We didn't add a chat UI for them — they use Telegram. The dashboard is purely for transparency on cost.

## What broke

- **Memory bleed**. The old shared vector index had been retrieving across users in subtle ways — phrases from one customer's conversations showed up as "relevant context" in another's. The fix was per-tenant sqlite-vec indexes (which OpenClawMU's default already does). The lesson: shared retrieval is a leak surface regardless of how small "shared" is.
- **Telegram media uploads**. The old bot stored uploaded files in a shared `tmp/`. With per-tenant sandboxes, the media path is now per-tenant. Migrating existing files was a one-shot rsync but I'd recommend doing it before going live to avoid 404 confusion.
- **Cron rotation**. We had a "Friday digest" cron that worked under the old shared scheduler. Per-tenant cron means each tenant needs to opt in. We pre-seeded each existing customer's tenant with their cron; new customers configure it via a dashboard toggle.

## What didn't break

- **Skill code**. TypeScript modules dropped into the tenant's `plugins/` directory worked identically. Same imports, same interfaces.
- **Anthropic API key**. One admin-side key, all tenants billed against it, cost attributed correctly. We never had to issue per-tenant keys.
- **The bot's personality**. System prompts and model choices moved into per-tenant config, which is exactly where they belonged.
- **Telegram pairing**. Once per tenant; survives gateway restarts; we haven't needed to re-pair anyone yet.
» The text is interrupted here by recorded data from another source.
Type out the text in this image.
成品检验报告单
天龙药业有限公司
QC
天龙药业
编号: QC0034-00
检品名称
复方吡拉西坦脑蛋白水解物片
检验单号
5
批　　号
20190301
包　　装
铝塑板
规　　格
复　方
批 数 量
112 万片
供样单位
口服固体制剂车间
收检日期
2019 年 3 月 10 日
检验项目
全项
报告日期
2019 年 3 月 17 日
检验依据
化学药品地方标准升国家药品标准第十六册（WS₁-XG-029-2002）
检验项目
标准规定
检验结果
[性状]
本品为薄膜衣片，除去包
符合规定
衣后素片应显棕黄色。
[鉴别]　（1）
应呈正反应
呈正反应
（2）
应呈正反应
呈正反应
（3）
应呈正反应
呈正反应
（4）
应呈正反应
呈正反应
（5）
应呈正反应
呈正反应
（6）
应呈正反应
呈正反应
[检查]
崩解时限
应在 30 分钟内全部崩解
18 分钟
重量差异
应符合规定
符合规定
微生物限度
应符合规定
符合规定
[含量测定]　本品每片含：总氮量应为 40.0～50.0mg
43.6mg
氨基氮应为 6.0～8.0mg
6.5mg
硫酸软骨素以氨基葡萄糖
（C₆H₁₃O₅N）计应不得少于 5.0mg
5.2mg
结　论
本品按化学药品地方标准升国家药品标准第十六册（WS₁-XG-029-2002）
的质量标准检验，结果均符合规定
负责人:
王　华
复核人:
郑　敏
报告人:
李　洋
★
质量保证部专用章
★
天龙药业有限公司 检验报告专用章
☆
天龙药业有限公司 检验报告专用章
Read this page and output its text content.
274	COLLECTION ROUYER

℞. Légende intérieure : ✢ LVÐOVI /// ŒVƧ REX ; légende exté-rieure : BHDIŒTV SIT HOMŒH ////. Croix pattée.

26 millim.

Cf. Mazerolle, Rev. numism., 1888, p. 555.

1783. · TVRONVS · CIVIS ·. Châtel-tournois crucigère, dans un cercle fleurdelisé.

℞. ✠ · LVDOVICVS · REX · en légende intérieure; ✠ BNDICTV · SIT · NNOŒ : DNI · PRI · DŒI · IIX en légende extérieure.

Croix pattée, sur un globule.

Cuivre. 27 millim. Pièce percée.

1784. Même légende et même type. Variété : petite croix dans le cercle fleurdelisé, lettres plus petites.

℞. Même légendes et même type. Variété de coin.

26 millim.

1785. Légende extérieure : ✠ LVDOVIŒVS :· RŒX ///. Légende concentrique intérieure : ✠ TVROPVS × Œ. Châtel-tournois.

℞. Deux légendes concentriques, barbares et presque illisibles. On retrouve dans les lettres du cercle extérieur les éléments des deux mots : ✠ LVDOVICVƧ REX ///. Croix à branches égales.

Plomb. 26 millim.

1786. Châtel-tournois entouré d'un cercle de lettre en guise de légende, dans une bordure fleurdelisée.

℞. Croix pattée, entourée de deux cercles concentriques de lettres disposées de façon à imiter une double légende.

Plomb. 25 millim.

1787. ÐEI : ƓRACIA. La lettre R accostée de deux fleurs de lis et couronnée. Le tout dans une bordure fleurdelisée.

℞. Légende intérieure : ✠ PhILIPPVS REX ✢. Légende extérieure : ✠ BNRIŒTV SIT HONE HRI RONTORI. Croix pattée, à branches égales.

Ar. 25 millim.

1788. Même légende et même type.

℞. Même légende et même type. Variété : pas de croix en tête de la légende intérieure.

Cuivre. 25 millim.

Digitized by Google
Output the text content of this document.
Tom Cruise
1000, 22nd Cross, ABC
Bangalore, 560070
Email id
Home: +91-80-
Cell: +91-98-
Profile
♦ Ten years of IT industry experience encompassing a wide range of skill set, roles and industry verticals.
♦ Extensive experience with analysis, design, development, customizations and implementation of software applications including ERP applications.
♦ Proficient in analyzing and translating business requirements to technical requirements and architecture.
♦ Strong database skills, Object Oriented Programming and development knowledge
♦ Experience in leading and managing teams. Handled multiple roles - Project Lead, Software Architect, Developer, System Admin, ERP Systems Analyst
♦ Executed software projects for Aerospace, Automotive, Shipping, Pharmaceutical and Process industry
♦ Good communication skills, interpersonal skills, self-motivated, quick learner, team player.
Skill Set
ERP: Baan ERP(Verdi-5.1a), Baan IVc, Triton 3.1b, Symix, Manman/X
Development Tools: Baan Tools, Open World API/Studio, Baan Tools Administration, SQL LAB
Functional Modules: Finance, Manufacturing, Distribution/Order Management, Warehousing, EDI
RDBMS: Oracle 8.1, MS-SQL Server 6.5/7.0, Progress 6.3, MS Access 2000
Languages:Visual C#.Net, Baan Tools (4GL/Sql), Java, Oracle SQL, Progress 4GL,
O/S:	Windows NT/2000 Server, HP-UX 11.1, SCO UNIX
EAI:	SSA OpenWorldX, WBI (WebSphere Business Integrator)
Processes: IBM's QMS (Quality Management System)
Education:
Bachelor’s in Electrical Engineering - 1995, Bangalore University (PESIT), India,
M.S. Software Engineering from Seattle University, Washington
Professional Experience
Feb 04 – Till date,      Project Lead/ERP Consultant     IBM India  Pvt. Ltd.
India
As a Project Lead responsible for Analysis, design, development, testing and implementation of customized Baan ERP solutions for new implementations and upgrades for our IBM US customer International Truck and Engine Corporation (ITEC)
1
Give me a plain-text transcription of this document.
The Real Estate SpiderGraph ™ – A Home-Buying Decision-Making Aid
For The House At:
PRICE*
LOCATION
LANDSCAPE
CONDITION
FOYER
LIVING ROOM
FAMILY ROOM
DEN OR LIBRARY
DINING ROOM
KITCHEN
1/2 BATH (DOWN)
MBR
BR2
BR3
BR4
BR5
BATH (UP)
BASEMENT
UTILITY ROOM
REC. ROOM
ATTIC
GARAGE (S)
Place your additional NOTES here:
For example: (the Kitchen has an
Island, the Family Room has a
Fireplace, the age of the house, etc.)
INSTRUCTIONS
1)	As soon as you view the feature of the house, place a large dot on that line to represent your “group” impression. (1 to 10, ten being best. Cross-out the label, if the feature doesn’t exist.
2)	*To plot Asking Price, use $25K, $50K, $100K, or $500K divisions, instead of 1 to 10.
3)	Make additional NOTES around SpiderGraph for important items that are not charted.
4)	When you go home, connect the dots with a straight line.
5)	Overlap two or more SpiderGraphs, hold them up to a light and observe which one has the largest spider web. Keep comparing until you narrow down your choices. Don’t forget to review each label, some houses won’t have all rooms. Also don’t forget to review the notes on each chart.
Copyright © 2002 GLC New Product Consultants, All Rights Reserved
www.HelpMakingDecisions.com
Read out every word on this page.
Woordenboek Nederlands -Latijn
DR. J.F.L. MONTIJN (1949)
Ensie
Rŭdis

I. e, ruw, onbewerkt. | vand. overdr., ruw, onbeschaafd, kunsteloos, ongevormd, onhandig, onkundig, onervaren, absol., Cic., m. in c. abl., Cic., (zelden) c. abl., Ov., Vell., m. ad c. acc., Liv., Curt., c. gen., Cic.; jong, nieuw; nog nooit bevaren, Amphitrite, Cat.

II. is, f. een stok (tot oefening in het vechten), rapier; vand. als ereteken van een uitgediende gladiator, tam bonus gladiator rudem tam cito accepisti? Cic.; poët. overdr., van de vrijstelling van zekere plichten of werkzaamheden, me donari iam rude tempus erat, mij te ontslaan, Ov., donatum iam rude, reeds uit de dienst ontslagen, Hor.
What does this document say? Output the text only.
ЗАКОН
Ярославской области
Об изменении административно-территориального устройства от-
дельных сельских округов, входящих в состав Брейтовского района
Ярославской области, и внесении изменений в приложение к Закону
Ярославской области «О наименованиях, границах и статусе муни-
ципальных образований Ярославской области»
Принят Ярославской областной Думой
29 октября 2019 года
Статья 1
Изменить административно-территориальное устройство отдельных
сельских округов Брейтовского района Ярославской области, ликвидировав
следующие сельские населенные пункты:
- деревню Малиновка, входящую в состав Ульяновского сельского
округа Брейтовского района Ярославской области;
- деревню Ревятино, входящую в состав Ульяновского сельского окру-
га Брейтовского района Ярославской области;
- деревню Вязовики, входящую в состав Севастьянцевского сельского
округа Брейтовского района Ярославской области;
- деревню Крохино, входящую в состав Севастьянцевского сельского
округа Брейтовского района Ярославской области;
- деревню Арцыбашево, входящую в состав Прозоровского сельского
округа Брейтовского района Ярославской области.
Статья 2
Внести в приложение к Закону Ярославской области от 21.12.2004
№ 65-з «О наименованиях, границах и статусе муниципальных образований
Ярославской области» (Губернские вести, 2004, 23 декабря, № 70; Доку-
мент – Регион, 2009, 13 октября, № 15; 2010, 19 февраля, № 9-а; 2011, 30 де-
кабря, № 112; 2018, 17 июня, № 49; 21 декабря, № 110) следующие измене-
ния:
## What we'd do differently

- **Plan the data model on day -10**, not day 2. Knowing that you'll be multi-tenant *eventually* means designing the skill loader and the vector store with per-tenant dimensions from the start, even if the v1 only ever ships one tenant.
- **Don't try to write multi-tenant infrastructure yourself**. We tried. It works for the first three customers. The next ten customers, plus the customer who has a security review, plus the customer who needs SOX-compliant audit logs, plus the customer who wants a quota — each of those is a week.

## Six months later

We have 47 paying tenants on one gateway. CCX13 Hetzner VM. Nightly S3 backups to Cloudflare R2. Anthropic spend is up 8x what it was as a personal bot. Net margin on the operation is fine. Operations: I check the audit log on Monday mornings, I respond to GitHub issues when something looks off, and I update the Anthropic SDK every few weeks.

The architecture we adopted on day 1 is the architecture we still run. Nothing has had to be re-thought. That, more than anything else, is the case for adopting the primitive vs. rolling your own.